If leaders of industry and government cannot agree on this, our economy will have lost its most powerful engine for growth: the American consumer.

Republicans and the 1 percent want to maintain as a cornerstone of American economic policy “supply-side” policies with continued reliance on low taxes on the rich, lax regulation of business, and free trade. This worked exceptionally well for them since the Reagan era but infinitely less so for the rest of society. Moreover, the two Republican frontrunners for their party’s nomination have promised to continue economic and fiscal policies that would maintain the gap between themselves and their party, and the rest of society.

This probable outcome only will come as a surprise to those who buy into the false arguments of “supply-side” economic policies. Many working class Americans in regions experiencing the highest rates of joblessness eagerly applaud this nonsense even though the facts argue to the contrary.

The larger reality for the rest of us is, the 1 percent and their Republican acolytes are organized, well entrenched, extremely well funded, and fearful of change. They are here for the long term. Moreover, they will resist mightily any governmental attempt to use the tax structure to divert dollars from the rich (a millionaire’s tax) into the treasury for investments in infrastructure, education, or anything that may level the playing field for future generations.

We can expect conservatives will advance narratives of hope and optimism but the reality they represent is grounded in the status quo. Unapologetically, they say do not blame capitalism or the system for the inequality that roils American society today. Much more likely a contributor to income inequality is a more regressive tax code and growing capital gains

The Democrats understand the fundamental problem of the times is how to enable people who want to work for a living to do just that. House Minority Leader Nancy Pelosi says, “with regard to the middle class, the issue is not class warfare or envy or about what people earn. It is rather about what people can own.”

The President’s rhetoric notwithstanding, is the Democratic Party committed to bold change? Or, is it more inclined toward incremental steps that ameliorate middle class pain but hold out the promise of something more effective in the future? Unless the Democratic Party is prepared to wage war with the Republicans in the Congress, the resurrection of the middle class is practically impossible.
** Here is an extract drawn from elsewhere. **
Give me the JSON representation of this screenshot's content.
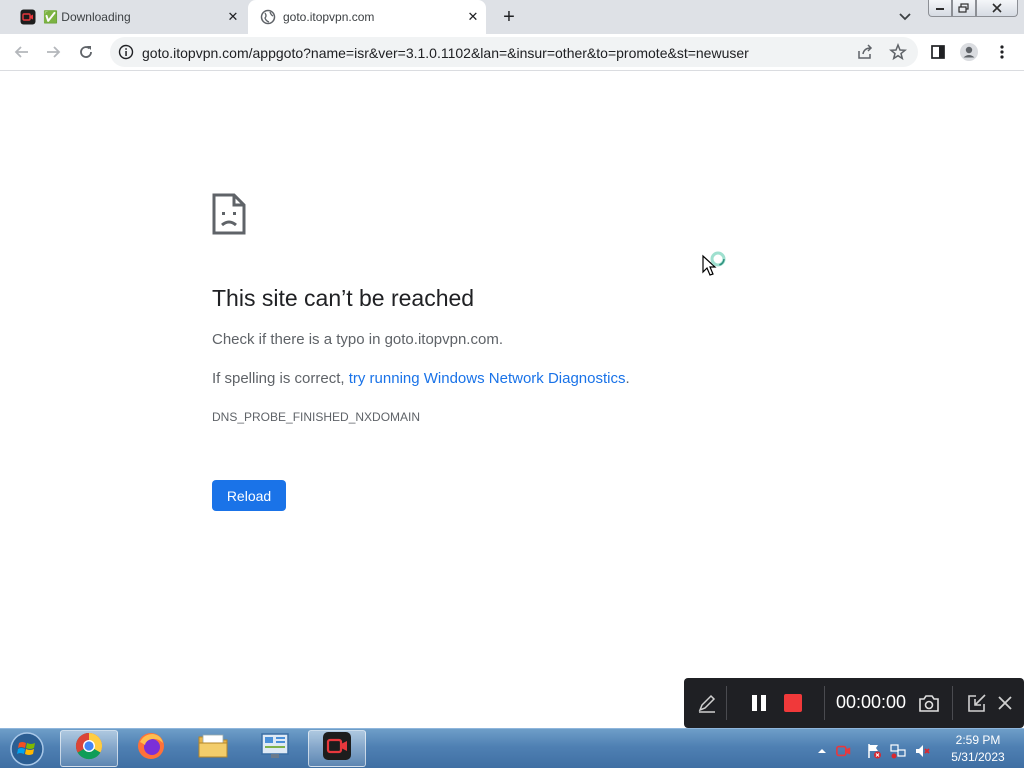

It may be safe to say that the electorate will bear much of the responsibility for defining the contours of today’s American dream in light of a prime, 21st century political reality: a diminished role for the federal government partnering with the private sector for the betterment of society. Government will play a smaller role circumscribed by conservatives who believe government has no positive role to play in building and nourishing the middle class through strategic investments in our capitalist economy.

Robert Parry, Consortium News, in his article “Selling the ‘Supply-Side’ Myth, says Republicans are pinning their hopes for success this fall on “an ill-informed electorate (especially white men) siding with the 1 percent over their own working- and middle-class interests.”

Hope is the bulwark against despair, and that is what the President offers America’s beleaguered middle class. That said, he cannot accomplish “miracles” (which everything seems to be today) without a constructive partnership with the Congress and corporate leadership.

Our future is at stake and we are going to have to get back into the trenches. If the dream of ever owning a home again, educating your children without incurring an insurmountable mountain of debt, or retiring with a little dignity, is to become reality in our lifetimes, we must vote our interests. This time, we have to be smarter than we have been.

George Kennedy

George Kennedy is a retired senior Foreign Service officer with extensive international experience. He holds a B.A. from the University of Oregon and two graduate degrees from the Johns Hopkins School of Advanced International Studies in Washington, D.C. Mr. Kennedy was a political advisor to state and federal officials and has authored strategy pieces for Members of Congress and presidential candidates. He serves on the Advisory Board for the School of Social and Behavioral Sciences at the University of Arizona.